Studio album by Village People
- Released: March 26, 1979
- Recorded: 1978
- Genre: Disco
- Length: 30:33
- Label: Casablanca
- Producer: Jacques Morali

Village People chronology
| Cruisin' (1978) | Go West (1979) | Live and Sleazy (1979) |

Singles from Go West
- "In the Navy" Released: March 17, 1979; "Go West" Released: June 1979;

= Go West (Village People album) =

Go West is the fourth studio album by the Village People, released on March 26, 1979. It features their hit singles "In the Navy" (No. 3 on the US Billboard Hot 100, No. 2 in the UK Top 40) and "Go West", which the Pet Shop Boys did a successful cover of in 1993.

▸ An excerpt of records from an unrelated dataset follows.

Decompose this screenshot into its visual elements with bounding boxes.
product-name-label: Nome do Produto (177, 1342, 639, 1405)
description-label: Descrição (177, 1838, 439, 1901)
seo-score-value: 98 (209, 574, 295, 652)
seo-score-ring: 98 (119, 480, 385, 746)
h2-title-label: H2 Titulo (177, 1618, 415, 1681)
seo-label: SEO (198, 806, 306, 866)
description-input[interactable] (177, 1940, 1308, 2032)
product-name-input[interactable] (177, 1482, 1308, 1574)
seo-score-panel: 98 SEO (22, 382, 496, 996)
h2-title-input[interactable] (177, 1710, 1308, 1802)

The album was reissued on CD in 1996.

Go West would be the band's last complete album of all-new material for Casablanca, as well as the last album to feature Victor Willis.

==Critical reception==

Billboard stated that the album contains "some of the most irresistible rhythm in today's pop /disco genre." Billboard described the song "I Wanna Shake Your Hand" as "an appropriately non romantic twist on the Beatles", with its mock exhortation to "Don't be shy/ go up and say hello." The New York Times wrote that the album is "set to a pounding disco beat, overlaid with glutinously symphonic arrangements and Victor Willis's hoarse, sweaty vocals." AllMusic critic Amy Hanson felt that aside from the two singles and "Manhattan Woman," which she felt "contained some interesting, James Brown-inflected vocalizations," the remaining songs "sound like a rehash of the band's already released finest."

Professional ratings
Review scores
| Source | Rating |
| AllMusic | Star |
| Christgau's Record Guide | B− |
| Smash Hits | 5/10 |

==Track listing==

| No. | Title | Length |
|---|---|---|
| 1. | "In the Navy" | 5:39 |
| 2. | "Go West" | 4:10 |
| 3. | "Citizens of the World" | 5:32 |
| 4. | "I Wanna Shake Your Hand" | 4:40 |
| 5. | "Get Away Holiday" | 5:22 |
| 6. | "Manhattan Woman" | 5:10 |

==Charts==

===Weekly charts===

Weekly chart performance for Go West
| Chart (1979) | Peak position |
|---|---|
| Australian Albums (Kent Music Report) | 8 |
| Austrian Albums (Ö3 Austria) | 22 |
| Belgian Albums (BEA) | 6 |
| Canadian Albums (RPM) | 2 |
| Dutch Albums (Album Top 100) | 8 |
| Finnish Albums (Suomen virallinen lista) | 2 |
| French Albums (SNEP) | 9 |
| German Albums (Offizielle Top 100) | 14 |
| Icelandic Albums (Tónlist) | 6 |
| Italian Albums (AFI) | 15 |
| Japanese Albums (Oricon) | 18 |
| New Zealand Albums (RMNZ) | 28 |
| Norwegian Albums (VG-lista) | 4 |
| Spanish Albums (AFE) | 14 |
| Swedish Albums (Sverigetopplistan) | 7 |
| Swiss Albums (Schweizer Hitparade) | 11 |
| UK Albums (OCC) | 14 |
| US Billboard 200 | 8 |
| Zimbabwean Albums (ZIMA) | 2 |

===Year-end charts===

Year-end chart performance for Go West
| Chart (1979) | Position |
|---|---|
| Canada Top Albums/CDs (RPM) | 24 |
| US Billboard 200 | 89 |

==Certifications and sales==

| Region | Certification | Certified units/sales |
| Australia (ARIA) | Gold | 20,000^{^} |
| Canada (Music Canada) | 3× Platinum | 300,000^{^} |
| France (SNEP) | Gold | 100,000^{*} |
| Germany | — | 500,000 |
| United Kingdom (BPI) | Gold | 100,000^{^} |
| United States (RIAA) | Platinum | 1,000,000^{^} |
^{*} Sales figures based on certification alone. ^{^} Shipments figures based on certification alone.